Sanitarians from the Ledge Light Health District began two days of inspections of he more than 50 food vendors on Friday.
Sanitarian Matthew Payne said he goes through a food service checklist before he issues a temporary permit. He makes sure that each vendor has gloves, hand towels and a supply of potable water. He checks that the temporary dish-washing station — which consists of a water bucket, a rinse bucket and food-grade sanitizer bucket — is properly set up.
At the Custom House Pier Friday morning, Payne paid a visit to a booth manned jointly by the State Street Saloon & Smokehouse and Harp & Dragon.
He used a digital thermometer to check a cooler containing marinades and another holding tartar sauce and cheese. All were being stored at safe temperatures.
Payne noted that cold food should be kept at 45 degrees or cooler, while hot foods must be maintained at temperatures above 140.
"It's all about keeping the public safe," Payne said. "We don't want anybody to get sick."
Scott Capano, whose family runs both the smokehouse and Harp & Dragon, said it was the first time they were participating at Sailfest. He said he is used to the inspection process, though, because they own restaurants and have participated in other outdoor food events.
"It's all about checks and balances," Capano said. "We, just like them, want to make sure that everybody is safe. They are here to work with us, not hurt us."
Vendors already licensed by the district do not have to pay for a temporary food service permit for any outdoor event. For-profit establishments must pay $55 — nonprofits, $25 — for temporary permits. The permits are good for 14 days.
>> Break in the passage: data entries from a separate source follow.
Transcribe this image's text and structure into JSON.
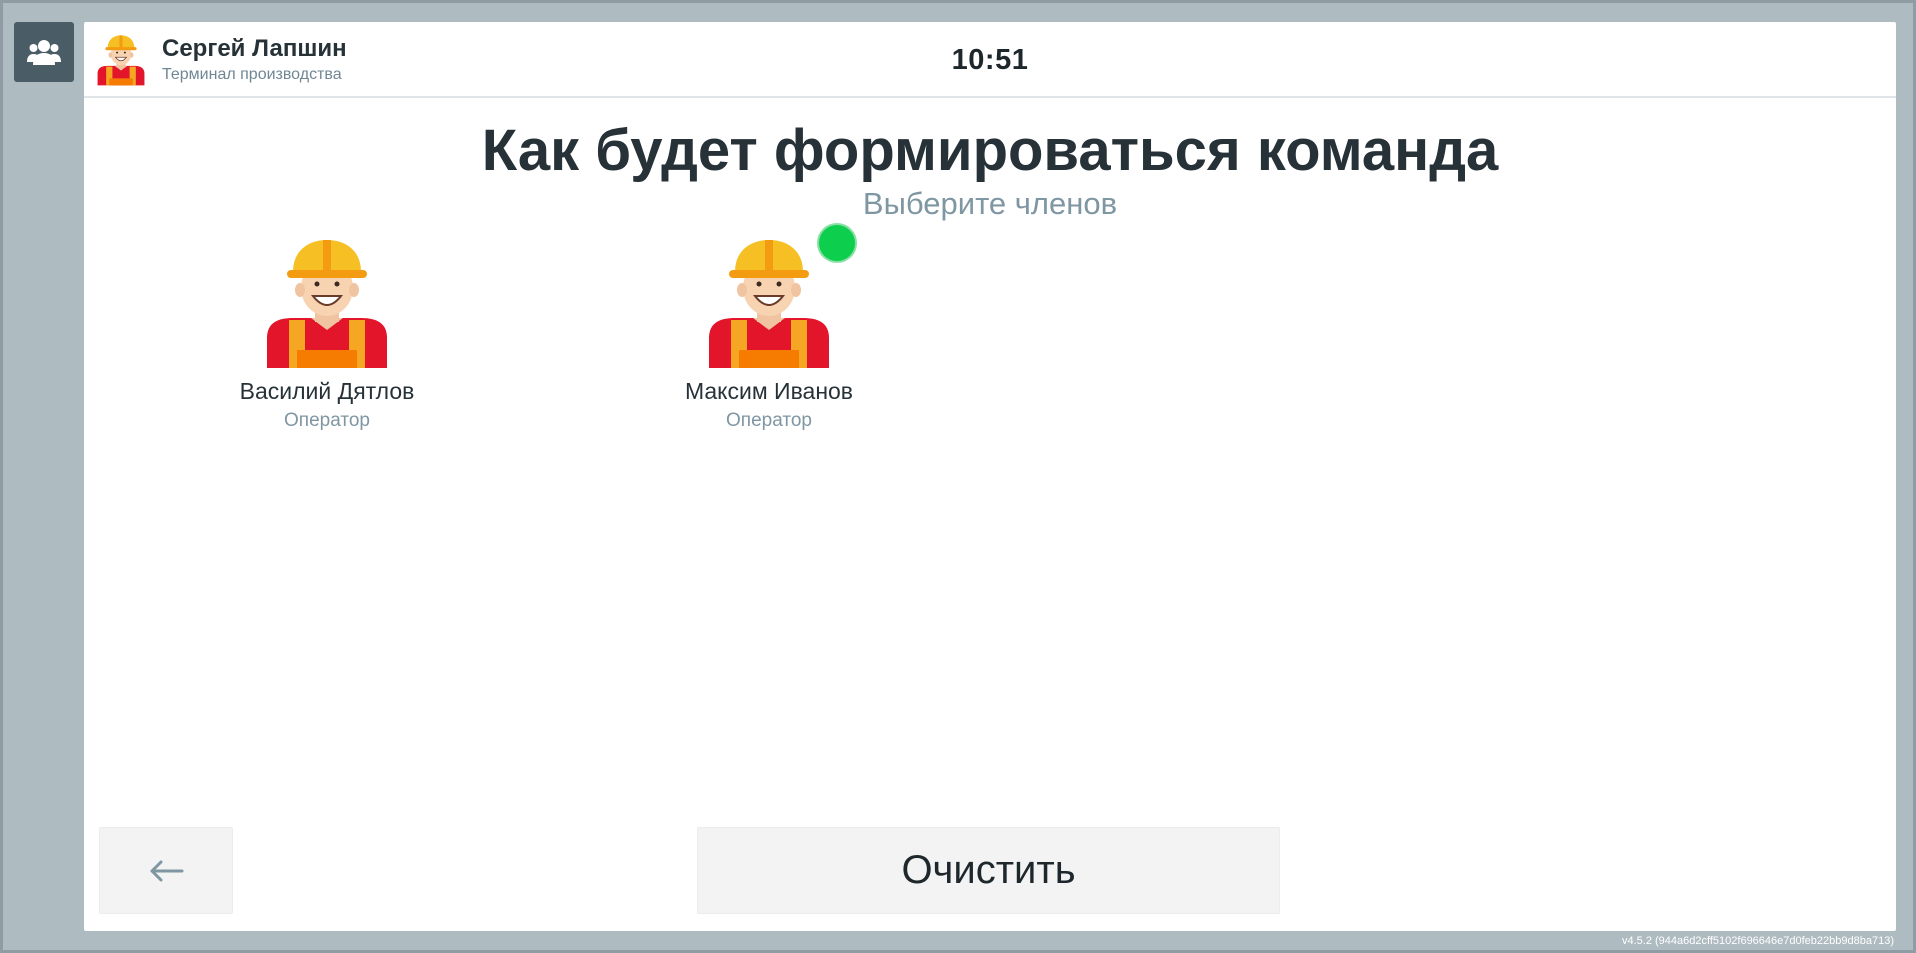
{
  "side_button": {
    "icon": "users-icon"
  },
  "header": {
    "user_name": "Сергей Лапшин",
    "user_role": "Терминал производства",
    "avatar_icon": "worker-avatar-icon",
    "time": "10:51"
  },
  "main": {
    "title": "Как будет формироваться команда",
    "subtitle": "Выберите членов",
    "status_indicator_color": "#0ecf4d",
    "workers": [
      {
        "name": "Василий Дятлов",
        "role": "Оператор",
        "avatar_icon": "worker-avatar-icon"
      },
      {
        "name": "Максим Иванов",
        "role": "Оператор",
        "avatar_icon": "worker-avatar-icon"
      }
    ]
  },
  "footer": {
    "back_icon": "arrow-left-icon",
    "clear_label": "Очистить"
  },
  "version": "v4.5.2 (944a6d2cff5102f696646e7d0feb22bb9d8ba713)",
  "colors": {
    "background": "#aebbc1",
    "side_button": "#4a5c66",
    "title_text": "#273238",
    "muted_text": "#7f96a3",
    "button_bg": "#f3f3f3"
  }
}
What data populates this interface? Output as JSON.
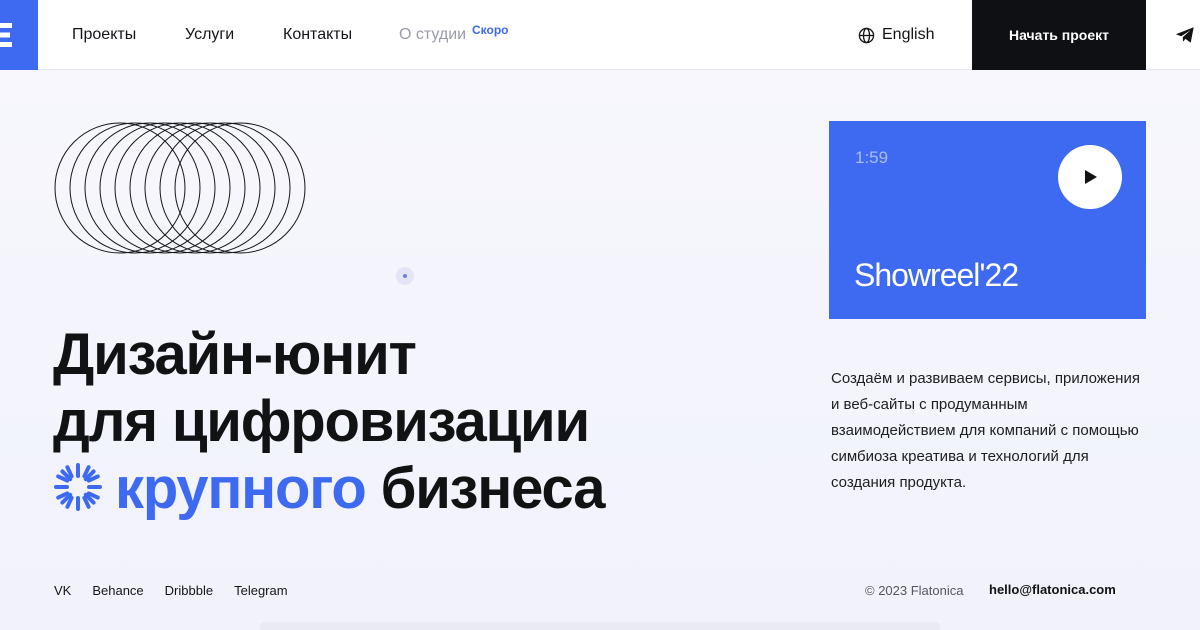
{
  "header": {
    "logo_icon": "flatonica-logo-icon",
    "nav": [
      {
        "label": "Проекты"
      },
      {
        "label": "Услуги"
      },
      {
        "label": "Контакты"
      },
      {
        "label": "О студии"
      }
    ],
    "soon_badge": "Скоро",
    "language": {
      "icon": "globe-icon",
      "label": "English"
    },
    "cta_label": "Начать проект",
    "telegram_icon": "telegram-icon"
  },
  "hero": {
    "decor_icon": "concentric-rings-icon",
    "headline_line1": "Дизайн-юнит",
    "headline_line2": "для цифровизации",
    "headline_accent": "крупного",
    "headline_end": "бизнеса",
    "burst_icon": "loader-burst-icon"
  },
  "showreel": {
    "duration": "1:59",
    "play_icon": "play-icon",
    "title": "Showreel'22"
  },
  "description": "Создаём и развиваем сервисы, приложения и веб-сайты с продуманным взаимодействием для компаний с помощью симбиоза креатива и технологий для создания продукта.",
  "footer": {
    "socials": [
      {
        "label": "VK"
      },
      {
        "label": "Behance"
      },
      {
        "label": "Dribbble"
      },
      {
        "label": "Telegram"
      }
    ],
    "copyright": "© 2023 Flatonica",
    "email": "hello@flatonica.com"
  },
  "colors": {
    "accent": "#3e6af2",
    "dark": "#0f1013",
    "background": "#f4f5fc"
  }
}
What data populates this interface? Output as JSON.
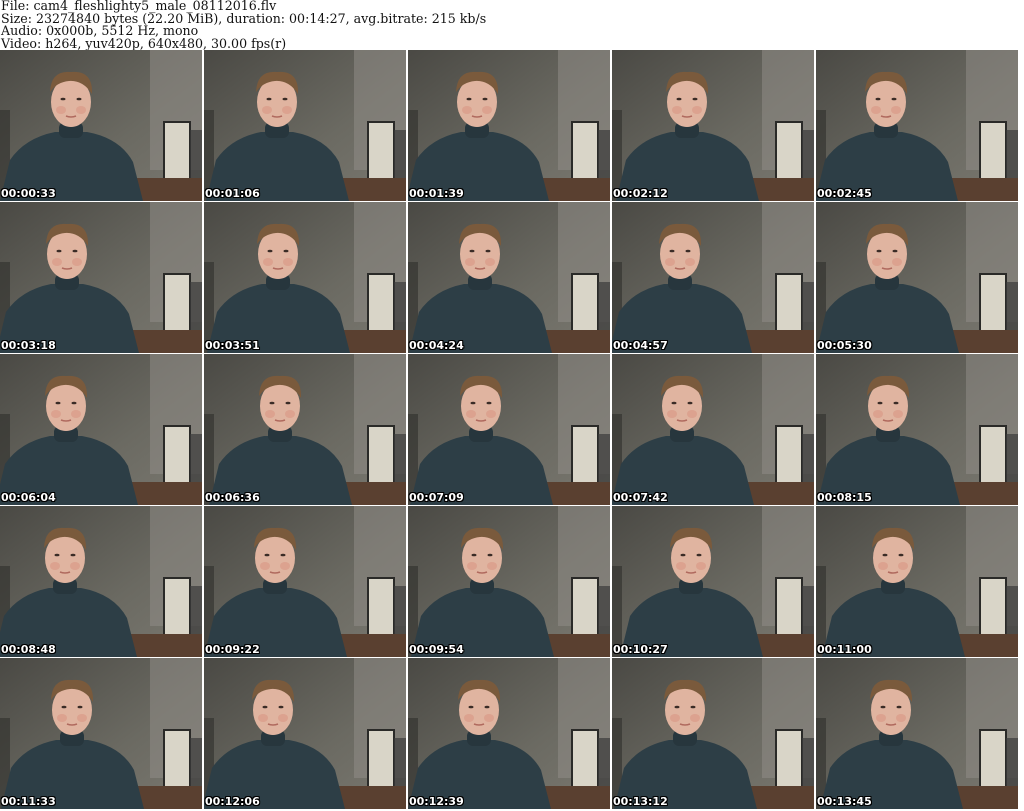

Maurice Beebe, owner of the North End Deli in Groton, is an old pro at the inspection process, even offering Payne a test strip to inspect the concentration of his sanitizer bucket solution.
He has been participating at Sailfest for at least 16 years and said the key to serving food outdoors is organization.
He cooks and then freezes sausage ahead of time and portions his frozen fried dough in individual bags so it stays fresher longer.
"We're local," Beebe said, "and the last thing you want is for your customer to have a bad experience ... because people don't forget."
Stephen Mansfield, deputy director at Ledge Light, said customers at events such as Sailfest often take for granted that the food they are eating is safe.
"There are so many people in a concentrated area eating from non-traditional food service — not the brick and mortar establishments," . "It's more difficult and risky to have temporary events ... that's why we put such an emphasis to make sure everything is up to code."
The vendors also must have on site a qualified food operator, Mansfield said, a person who has completed an approved food-safety training program. He added that food inspectors like to check vendors right around the time they are about to open because it gives the most accurate picture of how the food is being handled and whether sanitation procedures are being followed.
He said the Ledge Light district has 700 licensed food service establishments and conducts 1,000 inspections a year.
"All we do is an inspection. It's really the responsibility of the establishment to ensure that protocols are followed throughout the event," Mansfield said.